While the pool can be enjoyable, it can also turn dangerous quickly. Shifting weather conditions can make this activity hazardous to everyone in and around the pool area.

According to the National Weather Service lightning strikes the United States roughly 25 million times a year. There have been eight deaths from lightning strikes this year between June 22, 2022, to July 20, 2022. Two of these deaths were near bodies of water.

Fort Carson had a lightning strike but, luckily, no one was injured.

On July 6, 2022, Cpl. Kyle Crouch, 4th Combat Aviation Brigade, 4th Infantry Division, witnessed a lightning strike while on duty as a lifeguard at the Fort Carson Ellis Outdoor Pool that was a little too close for comfort.

The lifeguards on duty saw storm clouds coming over Cheyenne Mountain and started looking at a weather app to see the distance of lightning strikes in the area.

“We noticed that there was lightning 15 miles away, and we were gearing up to get everyone out of the pool,” said Crouch. “While I was on the phone with the weather center trying to get more accurate details on the lightning, we had a lightning strike 3 miles away, and we immediately started getting everyone out of the pool.”

As everyone was evacuated from the pool area within 5 minutes, there was a family that seemed to not be moving as fast as they should.

Crouch said he approached the family to tell them they needed to leave the area immediately when lightning struck the pool, causing an explosion of noise and light.

It startled everyone and caused the family to gather their belongings quickly and exit the pool area.

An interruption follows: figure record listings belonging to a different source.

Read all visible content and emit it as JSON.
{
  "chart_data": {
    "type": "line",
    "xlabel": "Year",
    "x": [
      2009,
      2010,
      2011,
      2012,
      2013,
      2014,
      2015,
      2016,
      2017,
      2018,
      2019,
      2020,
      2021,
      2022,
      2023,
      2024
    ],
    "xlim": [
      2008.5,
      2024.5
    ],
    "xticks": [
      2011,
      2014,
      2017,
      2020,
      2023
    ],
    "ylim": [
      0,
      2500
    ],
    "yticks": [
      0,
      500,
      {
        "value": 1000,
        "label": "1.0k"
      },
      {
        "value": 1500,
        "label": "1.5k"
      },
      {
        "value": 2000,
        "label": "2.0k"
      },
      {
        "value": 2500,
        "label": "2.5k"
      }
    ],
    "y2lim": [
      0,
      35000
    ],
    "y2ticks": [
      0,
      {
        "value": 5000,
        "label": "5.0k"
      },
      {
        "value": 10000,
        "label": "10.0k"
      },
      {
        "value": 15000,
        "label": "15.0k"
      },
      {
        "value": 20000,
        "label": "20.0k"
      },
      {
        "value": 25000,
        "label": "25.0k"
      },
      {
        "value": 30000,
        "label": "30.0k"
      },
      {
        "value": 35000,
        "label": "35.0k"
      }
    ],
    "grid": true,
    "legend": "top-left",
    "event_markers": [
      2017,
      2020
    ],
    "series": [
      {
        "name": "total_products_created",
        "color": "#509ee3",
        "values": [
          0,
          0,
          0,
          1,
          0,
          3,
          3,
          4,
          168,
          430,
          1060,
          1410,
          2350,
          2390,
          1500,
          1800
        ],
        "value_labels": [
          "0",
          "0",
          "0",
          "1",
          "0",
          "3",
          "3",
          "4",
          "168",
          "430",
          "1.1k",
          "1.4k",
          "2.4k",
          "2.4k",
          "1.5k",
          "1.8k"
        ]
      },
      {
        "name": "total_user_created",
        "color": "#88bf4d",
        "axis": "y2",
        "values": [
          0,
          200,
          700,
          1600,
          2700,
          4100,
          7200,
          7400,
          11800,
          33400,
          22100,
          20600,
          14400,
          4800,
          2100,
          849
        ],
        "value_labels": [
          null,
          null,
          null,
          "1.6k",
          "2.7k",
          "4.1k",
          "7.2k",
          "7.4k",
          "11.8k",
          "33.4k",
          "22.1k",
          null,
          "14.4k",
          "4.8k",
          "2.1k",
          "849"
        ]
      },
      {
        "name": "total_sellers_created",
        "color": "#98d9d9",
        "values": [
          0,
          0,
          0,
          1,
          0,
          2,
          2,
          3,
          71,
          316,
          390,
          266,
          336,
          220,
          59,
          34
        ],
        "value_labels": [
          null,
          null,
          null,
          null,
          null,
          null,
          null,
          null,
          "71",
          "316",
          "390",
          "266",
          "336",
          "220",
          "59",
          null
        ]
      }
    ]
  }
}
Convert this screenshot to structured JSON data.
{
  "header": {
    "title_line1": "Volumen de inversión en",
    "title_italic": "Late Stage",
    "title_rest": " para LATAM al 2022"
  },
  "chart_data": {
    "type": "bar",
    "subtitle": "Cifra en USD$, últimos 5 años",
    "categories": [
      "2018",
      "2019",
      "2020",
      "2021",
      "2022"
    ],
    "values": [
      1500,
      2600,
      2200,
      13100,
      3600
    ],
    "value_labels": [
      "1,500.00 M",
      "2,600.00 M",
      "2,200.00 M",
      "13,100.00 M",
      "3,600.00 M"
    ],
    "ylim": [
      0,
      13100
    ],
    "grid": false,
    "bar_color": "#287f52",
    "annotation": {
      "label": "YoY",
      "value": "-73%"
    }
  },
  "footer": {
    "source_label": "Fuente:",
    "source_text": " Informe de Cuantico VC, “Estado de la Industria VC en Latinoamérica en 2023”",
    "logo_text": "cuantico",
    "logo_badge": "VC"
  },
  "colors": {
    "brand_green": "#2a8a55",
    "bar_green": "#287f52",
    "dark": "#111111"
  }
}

No one was injured, but this could have been worse if the family was any closer to the water.

Lifeguards are looking out for everyone’s safety whether it’s them telling someone not to run or telling people it’s time to evacuate the pool area because lightning was spotted. They are there to make sure everyone has a good, safe time at the pool.

“Listen to the lifeguards,” said Sgt. Ivette Lopez, 627th Hospital Center, a lifeguard at the Ellis Outdoor Pool. “We are here to make sure everyone is having fun but also being safe while they are doing it.”